360 I-Ching/64 sculptures, an until-now-unshown Walter De Maria commission from 1982, spread out like a red carpet beckoning guests into the depths of the concrete annex. Following the tongue-like installation, guests were invited to mix and mingle amid John Chamberlin’s compact cars, or, they could go exploring through the minimalism-focused Dia collection.
The overcast day made for perfect viewing weather: minimalist masterworks like Blinky Palermo’s painted chips looked even more heavenly washed in an even gray light. Shuttling through the galleries, familiar faces like Jessica Joffe, Nate Lowman and Jenny Saville began to appear alongside monumental pieces by Richard Serra, Michael Heizer and Joesph Beuys. A vibrant green barrier piece by Dan Flavin, untitled (to you, Heiner, with admiration and affection), illuminated one of the cavernous subterranean gallery spaces. The piece from 1972 cut the gallery in half—demanding visitors circumvent it. The reconfigured Nauman galleries provided even more Instagram-friendly installations.
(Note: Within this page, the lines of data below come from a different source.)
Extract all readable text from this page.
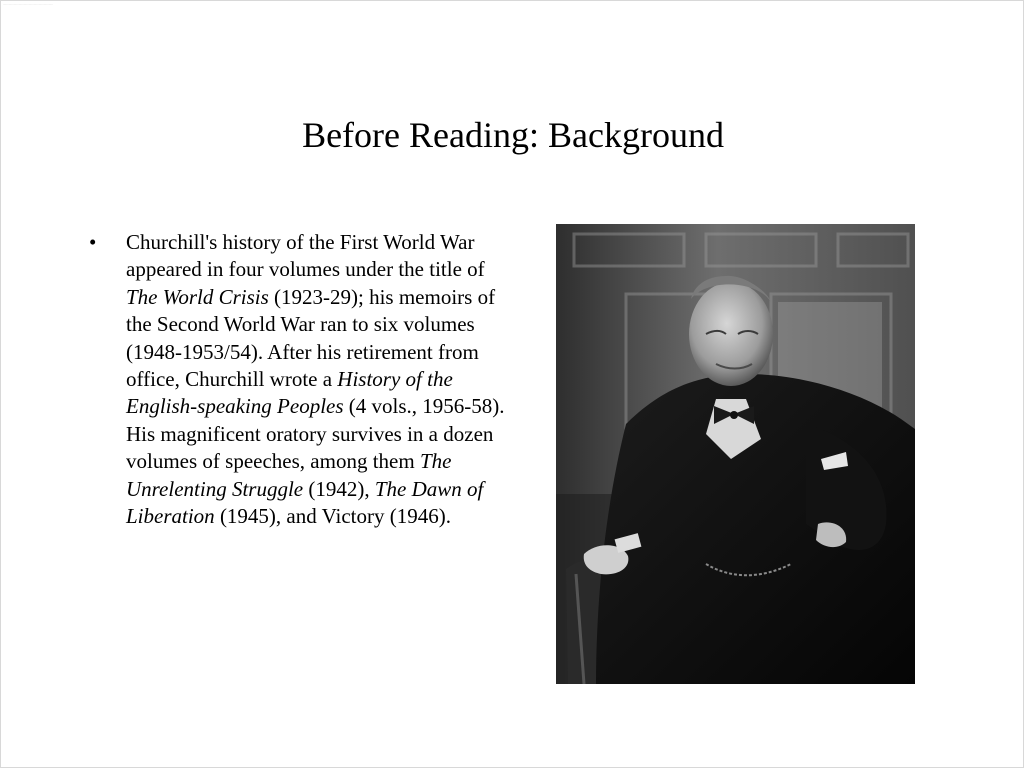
............................................................
Before Reading: Background
• Churchill's history of the First World War appeared in four volumes under the title of The World Crisis (1923-29); his memoirs of the Second World War ran to six volumes (1948-1953/54). After his retirement from office, Churchill wrote a History of the English-speaking Peoples (4 vols., 1956-58). His magnificent oratory survives in a dozen volumes of speeches, among them The Unrelenting Struggle (1942), The Dawn of Liberation (1945), and Victory (1946).
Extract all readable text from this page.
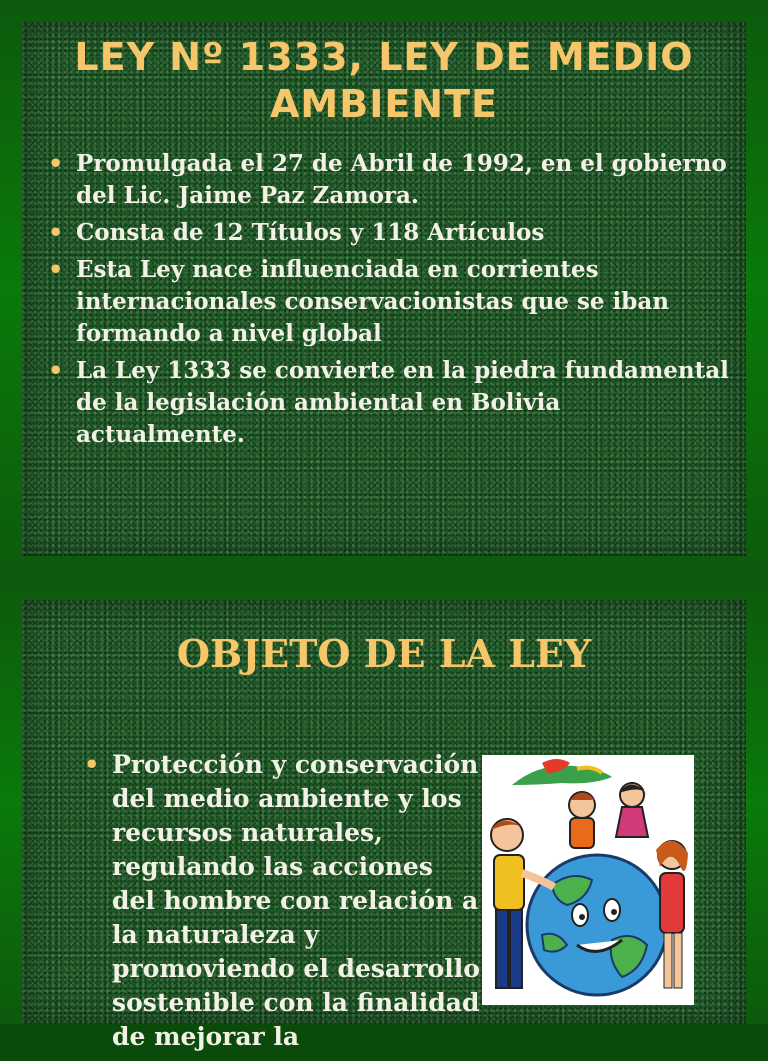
LEY Nº 1333, LEY DE MEDIO AMBIENTE
• Promulgada el 27 de Abril de 1992, en el gobierno del Lic. Jaime Paz Zamora.
• Consta de 12 Títulos y 118 Artículos
• Esta Ley nace influenciada en corrientes internacionales conservacionistas que se iban formando a nivel global
• La Ley 1333 se convierte en la piedra fundamental de la legislación ambiental en Bolivia actualmente.
OBJETO DE LA LEY
• Protección y conservación del medio ambiente y los recursos naturales, regulando las acciones del hombre con relación a la naturaleza y promoviendo el desarrollo sostenible con la finalidad de mejorar la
The ample Chamberlain gallery had been rearranged to accommodate rows of guests, which included distinguished out-of-towers like mega-collector Deedie Rose and the equally formidable Rachofskys. An alternative to the normal nocturnal festivities, the daylight-filled brunch felt more casual and chatty then usual. The switch from evening to noon was initiated by Dia chairman Nathalie de Gunzburg during her tenure.
On the way to the bar, a run in with Brazilian gallerists Nara Roesler and Daniel Roesler provided an opportunity to ask: why the schlep? It was a weekend, after all, where the New York art world was laser focused on Frieze. “It’s a beautiful place and we of course had people to cover the booth,” Mr. Roesler said.